Heading down we made a mistake. The three of us (Carrie, JJ, and I) felt that the reason we hurt so bad last time was our big push to reach the top, which we didn't make. Not so it turns out. It was 11 miles of walking downhill. We reached the river crossing at the bottom around 7 and the sun had set. We were slowed down slightly by some tasty yellow raspberry like berries (little yellow crack berries as we called them) that were highly addictive. They were the first berries I have had in Jamaica. In reality they were more forced rests than anything else. By the time we were done my knees, ankles, calves, hamstrings, and every other muscle and joint in my legs was in agony. Just to say we did it we walked the last two miles on the road back up to JJ's. The only reason I think we were able to do that was because we had been in so much pain that now our legs were mostly numb. We finished 6.5 hrs after leaving the peak.

I am glad we did it and I am never doing it from Mavis Bank in one shot again.

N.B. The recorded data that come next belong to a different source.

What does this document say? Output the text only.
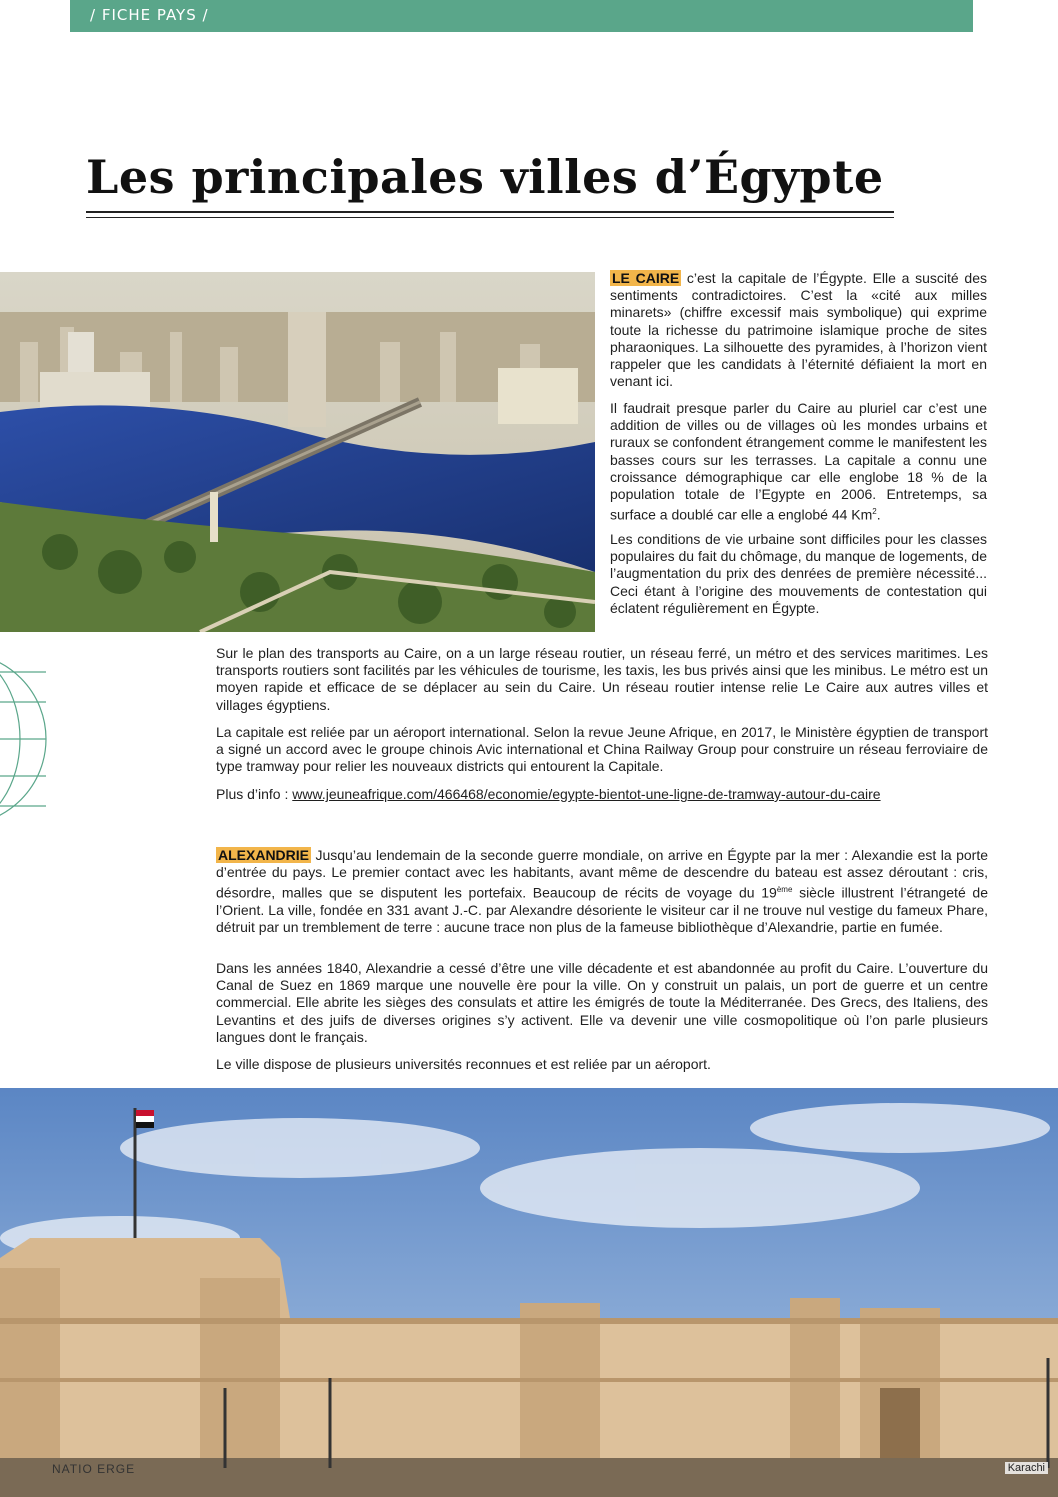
/ FICHE PAYS /
Les principales villes d’Égypte

LE CAIRE c’est la capitale de l’Égypte. Elle a suscité des sentiments contradictoires. C’est la «cité aux milles minarets» (chiffre excessif mais symbolique) qui exprime toute la richesse du patrimoine islamique proche de sites pharaoniques. La silhouette des pyramides, à l’horizon vient rappeler que les candidats à l’éternité défiaient la mort en venant ici.

Il faudrait presque parler du Caire au pluriel car c’est une addition de villes ou de villages où les mondes urbains et ruraux se confondent étrangement comme le manifestent les basses cours sur les terrasses. La capitale a connu une croissance démographique car elle englobe 18 % de la population totale de l’Egypte en 2006. Entretemps, sa surface a doublé car elle a englobé 44 Km$^2$.

Les conditions de vie urbaine sont difficiles pour les classes populaires du fait du chômage, du manque de logements, de l’augmentation du prix des denrées de première nécessité... Ceci étant à l’origine des mouvements de contestation qui éclatent régulièrement en Égypte.

Sur le plan des transports au Caire, on a un large réseau routier, un réseau ferré, un métro et des services maritimes. Les transports routiers sont facilités par les véhicules de tourisme, les taxis, les bus privés ainsi que les minibus. Le métro est un moyen rapide et efficace de se déplacer au sein du Caire. Un réseau routier intense relie Le Caire aux autres villes et villages égyptiens.

La capitale est reliée par un aéroport international. Selon la revue Jeune Afrique, en 2017, le Ministère égyptien de transport a signé un accord avec le groupe chinois Avic international et China Railway Group pour construire un réseau ferroviaire de type tramway pour relier les nouveaux districts qui entourent la Capitale.

Plus d’info : www.jeuneafrique.com/466468/economie/egypte-bientot-une-ligne-de-tramway-autour-du-caire

ALEXANDRIE Jusqu’au lendemain de la seconde guerre mondiale, on arrive en Égypte par la mer : Alexandie est la porte d’entrée du pays. Le premier contact avec les habitants, avant même de descendre du bateau est assez déroutant : cris, désordre, malles que se disputent les portefaix. Beaucoup de récits de voyage du 19ème siècle illustrent l’étrangeté de l’Orient. La ville, fondée en 331 avant J.-C. par Alexandre désoriente le visiteur car il ne trouve nul vestige du fameux Phare, détruit par un tremblement de terre : aucune trace non plus de la fameuse bibliothèque d’Alexandrie, partie en fumée.

Dans les années 1840, Alexandrie a cessé d’être une ville décadente et est abandonnée au profit du Caire. L’ouverture du Canal de Suez en 1869 marque une nouvelle ère pour la ville. On y construit un palais, un port de guerre et un centre commercial. Elle abrite les sièges des consulats et attire les émigrés de toute la Méditerranée. Des Grecs, des Italiens, des Levantins et des juifs de diverses origines s’y activent. Elle va devenir une ville cosmopolitique où l’on parle plusieurs langues dont le français.

Le ville dispose de plusieurs universités reconnues et est reliée par un aéroport.

NATIO ERGE	Karachi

The top was clouded in so we didn't get very good views, but it was beautiful up there and hiking in the clouds is really neat. I would still like to do a sunrise hike from the hostels 7 miles from the peak.

We also found out that the last time we tried for peak we came up about 1/4 mile short. It took us 10 minutes to get from where we turned around to the top. If we had known we would have gone all the way up the last time, but we made the right decision for that day as we weren't sure how far we had to go, we started an hour and a half later than we should have, and we didn't have any flashlights for night hiking.

I have lots of pictures and hopefully one day this week I will have time to upload them.

Monday, April 14, 2008

Random Mumblings

I have had a cold for the past week. I am now going to blame that for one of the more disturbing things that has happened to me in a while. Last night I wanted a blanket. I was satiated with our blanket that is about as thick as a sheet, but I really felt like the second layer was nice. When I checked the temperature in the morning the low was 73 degrees. Six months ago I was praying for 73 so I wouldn’t wake up soaked in sweat. It is going to be hard going back to seasons. Another interesting thing happened. I completely lost my sense of smell, and so the same to my sense of taste. This was a bad time as we got a couple packages with tasty treats in them. Carrie didn’t appreciate that my comment on the gummy worms was, “Yes these are good. They taste like chewy.”

Here is an odd comment on the mail that we have been getting. Paul has the most interesting stamps. No one else has sent us Jury Duty stamps. We also like the stickers.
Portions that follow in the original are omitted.